Mark Karpelès, also known as MagicalTux, is a former operator of the notable Bitcoin exchange MTGox, as well as a founding member of the Bitcoin Foundation, and a major contributor to the Bitcoin Wiki project.
Karpelès notably presided over the great failure of the MTGox exchange, with his tight control of information and seemingly criminally irresponsible behavior yielding unprecedented outrage in the Bitcoin community.
Mark was born June 1st, 1985 in France, and grew up in the city of Dijon. In his teenage years, it is rumored that his interest in computers turned criminal, according to various sources. Although apparently convicted, Mark served no time and was burdened with no public criminal record. It's documented that Mark moved from Dijon to Paris, attending the schools Lycée Claude Bernard, and Lycée Louis Armand in Paris, finishing his education in 2003 at age 18.
He soon found employment at the Linux Cyberjouers company, working as a network administrator and software developer for two years. After his stint at Linux Cyberjouers, Mark reportedly went to work for the French company Eurocenter, a game software development studio for two years. Reportedly Mark's work at Eurocenter led to a dispute and accusations of financial fraud. Mark was eventually convicted of the accusations in 2010, resulting in a one year prison sentence. However Mark never returned to France to serve his one year sentence, because in 2009 at age 24 he had moved to Tokyo Japan, never to return to France.
In Tokyo, Mark formed a limited liability company Tibanne, named after his cat, and found a new life there, marrying a local woman, fathering a child, and developing a conversant ability in Japanese. In 2010, Mark began to take part in the early Bitcoin community, volunteering time and effort to restore and rehabilitate the neglected Bitcoin Wiki project by reforming it and switching to a MediaWiki installation. Mark worked to create an extension to the wiki to charge for edits, and he ran a fund drive to generate funds to promote development of wiki content, although the five hundred donated bitcoins were never spent or returned.
In 2011, at age 26 Mark purchased the nascent Bitcoin exchange MTGox from the developer Jed McCaleb, acquiring an 88% stake in the company. It is rumored that at that point, he may have also taken on some hidden debt, stemming from a possible hack on the exchange during Jed's tenure, and reportedly during the switchover there may have been more funds lost.
Nevertheless, the MTGox exchange led the way as an early pioneer of what was to follow in Bitcoin exchanges, and quickly rose in prominence as Bitcoin's fame and fortune began to pick up in 2012. At 2012, at the age of 27, Mark joined Gavin Andresen and others in forming the Bitcoin Foundation, a trade association that was intended to funnel money towards the interests of Bitcoin, as decided by its board and members.

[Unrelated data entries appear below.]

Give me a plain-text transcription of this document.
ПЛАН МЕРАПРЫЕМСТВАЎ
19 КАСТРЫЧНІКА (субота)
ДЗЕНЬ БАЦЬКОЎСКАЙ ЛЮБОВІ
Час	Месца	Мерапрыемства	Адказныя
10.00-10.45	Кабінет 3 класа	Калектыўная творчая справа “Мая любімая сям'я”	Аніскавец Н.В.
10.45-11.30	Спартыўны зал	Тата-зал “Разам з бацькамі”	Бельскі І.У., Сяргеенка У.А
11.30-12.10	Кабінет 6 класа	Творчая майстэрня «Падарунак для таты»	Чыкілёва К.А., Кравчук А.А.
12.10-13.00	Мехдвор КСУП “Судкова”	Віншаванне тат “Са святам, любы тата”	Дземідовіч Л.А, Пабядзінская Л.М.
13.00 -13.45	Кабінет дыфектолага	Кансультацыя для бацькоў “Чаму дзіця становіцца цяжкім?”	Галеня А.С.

Towards the end of 2013, Karpelès worked to keep up with the rapacious demand of a Bitcoin bubble, fueled by massive media coverage. As the months wore on, the increased scrutiny and volume started to cause obvious issues. US regulators froze his accounts. He started to report issues with his own Japanese bank partners. The MTGox exchange started to delay and block withdrawals of fiat, and eventually Bitcoin, sparking concern. After drafting several crisis plans and circulating them to possible investors to help bail out MTGox, Karpelès eventually revealed that the exchange was inoperably bankrupt, had lost users' funds on deposit, and he pointed blame at a Bitcoin Blockchain bug called transaction malleability as being the culprit, demanding that the Bitcoin Core developers immediately fix the issue.
The Bitcoin Core developers rebuffed these demands and accusations, pointing to documentation on Mark's own wiki that detailed the bug and showing that it could be worked around, and that it was a well known issue that should have been dealt with by a competent programmer.
In February of 2014, Mark stepped down from the Bitcoin Foundation, and the MTGox exchange became defunct, the entire matter turning to the courts for resolution. In August of 2015, at age 30, Karpelès was arrested for falsification of financial documents, embezzlement and misuse of company funds, including recorded instances of solicitation of prostitutes with company money.